MYRTLE BEACH, SC (WMBF) - The Olympic torch is still making its way through Brazil to Maracana Stadium, and one former Olympian, who now calls Myrtle Beach home, will help it get there.
Tatiana Lemos de Lima is originally from Brazil. She's been living along the Grand Strand since her appearances as a swimmer in the Olympic games in Athens and Beijing.
Now she will get the opportunity to be an Olympic torch bearer and a spectator at the 2016 games.
"The pre-Olympics, when you are swimming you want that to come, but at the same point you have kind of a fear," Lima said. "So it's like it's a different feeling. I want to go...I want it to start because i have no pressure."
For Lima, the 2016 Olympic games in Rio will be a whole new experience.
"I'm super excited because I've been on two Olympic games and because the swimming is always on the first day, so I never had a chance to go to the opening ceremony," Lima said. "You know the torch is going through the country...It's a huge thing and to have the opportunity to be one of those people and be a part of that knowing the feeling of being on the Olympics before...it's amazing," Lima said.

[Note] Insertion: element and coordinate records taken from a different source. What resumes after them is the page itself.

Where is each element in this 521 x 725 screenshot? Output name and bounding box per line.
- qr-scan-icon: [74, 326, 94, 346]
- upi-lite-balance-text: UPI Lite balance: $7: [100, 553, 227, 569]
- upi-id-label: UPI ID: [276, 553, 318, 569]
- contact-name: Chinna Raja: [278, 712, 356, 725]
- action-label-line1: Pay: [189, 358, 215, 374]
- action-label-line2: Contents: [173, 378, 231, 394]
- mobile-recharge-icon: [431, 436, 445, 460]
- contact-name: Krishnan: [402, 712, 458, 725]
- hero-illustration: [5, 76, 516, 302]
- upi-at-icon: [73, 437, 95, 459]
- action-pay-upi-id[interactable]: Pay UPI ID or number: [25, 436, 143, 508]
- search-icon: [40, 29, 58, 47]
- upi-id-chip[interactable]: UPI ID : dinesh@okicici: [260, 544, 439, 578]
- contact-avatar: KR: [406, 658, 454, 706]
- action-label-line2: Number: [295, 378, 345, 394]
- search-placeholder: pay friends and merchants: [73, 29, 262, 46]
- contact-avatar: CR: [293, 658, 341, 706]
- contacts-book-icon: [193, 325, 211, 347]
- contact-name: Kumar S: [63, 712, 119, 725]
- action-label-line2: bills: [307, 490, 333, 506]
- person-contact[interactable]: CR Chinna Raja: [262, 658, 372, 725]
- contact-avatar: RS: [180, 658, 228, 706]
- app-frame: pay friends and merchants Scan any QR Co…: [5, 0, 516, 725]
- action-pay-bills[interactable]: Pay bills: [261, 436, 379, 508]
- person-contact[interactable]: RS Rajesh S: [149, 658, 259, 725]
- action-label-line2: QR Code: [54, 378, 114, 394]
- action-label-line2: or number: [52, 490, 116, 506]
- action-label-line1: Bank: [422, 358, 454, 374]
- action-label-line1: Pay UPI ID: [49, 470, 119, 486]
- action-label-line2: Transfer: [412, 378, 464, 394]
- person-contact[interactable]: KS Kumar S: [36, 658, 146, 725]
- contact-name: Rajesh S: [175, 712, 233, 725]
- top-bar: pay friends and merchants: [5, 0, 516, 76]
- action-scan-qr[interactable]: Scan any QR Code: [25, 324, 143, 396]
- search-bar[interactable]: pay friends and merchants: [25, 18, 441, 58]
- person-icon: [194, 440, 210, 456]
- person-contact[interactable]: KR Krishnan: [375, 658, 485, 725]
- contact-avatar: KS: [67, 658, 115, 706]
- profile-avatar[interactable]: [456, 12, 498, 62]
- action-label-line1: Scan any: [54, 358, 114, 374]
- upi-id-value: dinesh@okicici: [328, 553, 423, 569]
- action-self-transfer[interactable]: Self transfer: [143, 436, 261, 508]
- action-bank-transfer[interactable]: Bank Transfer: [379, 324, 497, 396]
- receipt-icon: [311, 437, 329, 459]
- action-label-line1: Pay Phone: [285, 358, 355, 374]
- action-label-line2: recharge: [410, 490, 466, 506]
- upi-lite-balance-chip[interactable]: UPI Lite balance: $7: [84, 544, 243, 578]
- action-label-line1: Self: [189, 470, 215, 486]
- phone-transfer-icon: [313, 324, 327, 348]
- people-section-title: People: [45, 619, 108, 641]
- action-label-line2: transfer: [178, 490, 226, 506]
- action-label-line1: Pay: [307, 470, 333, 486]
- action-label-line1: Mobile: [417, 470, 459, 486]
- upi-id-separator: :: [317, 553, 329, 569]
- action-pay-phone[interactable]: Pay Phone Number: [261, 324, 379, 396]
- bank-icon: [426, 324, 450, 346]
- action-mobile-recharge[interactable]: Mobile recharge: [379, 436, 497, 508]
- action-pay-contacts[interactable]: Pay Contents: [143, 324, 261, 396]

She tries to imagine what her moment will be like, but all she can compare it to is her two appearances as an Olympic swimmer in Athens and Beijing.
"I think it will be a different kind of fun...when you're competing you are focused on what you are doing and you have a schedule for everything," Lima said. "You have time to sleep, time to eat, time to go to practice, time to compete...so your life is like you're not choosing what you want to do. You know that, and you're there for that, but now I can do whatever I want."
Lima says she owes a lot of her life to swimming, and she's now giving back by coaching other young swimmers in Myrtle Beach.
"I really like the challenge...swimming is like a sport you do by yourself," Lima said. "You have a team to support you. You have your coach and all the staff, but you are alone...That helps you to know yourself better."
She has been trying to instill that same love for the sport in the kids that look up to her now and sharing her story of becoming an Olympian.
"You work so hard for that. It's like life," Lima said. "Since I was a kid I wanted to go to the Olympics."
This time around, in Rio, the pressure and stress will be lifted from her shoulders as she makes her way through the streets of Brazil carrying the Olympic torch.
"There's a lot of people carrying, but there are a lot of people not carrying as well," Lima said. "I'm so grateful for that. Maybe I will enjoy more, I don't know...I'll let you know when I come back."
Lima will carry the torch on Friday just hours before the opening ceremony.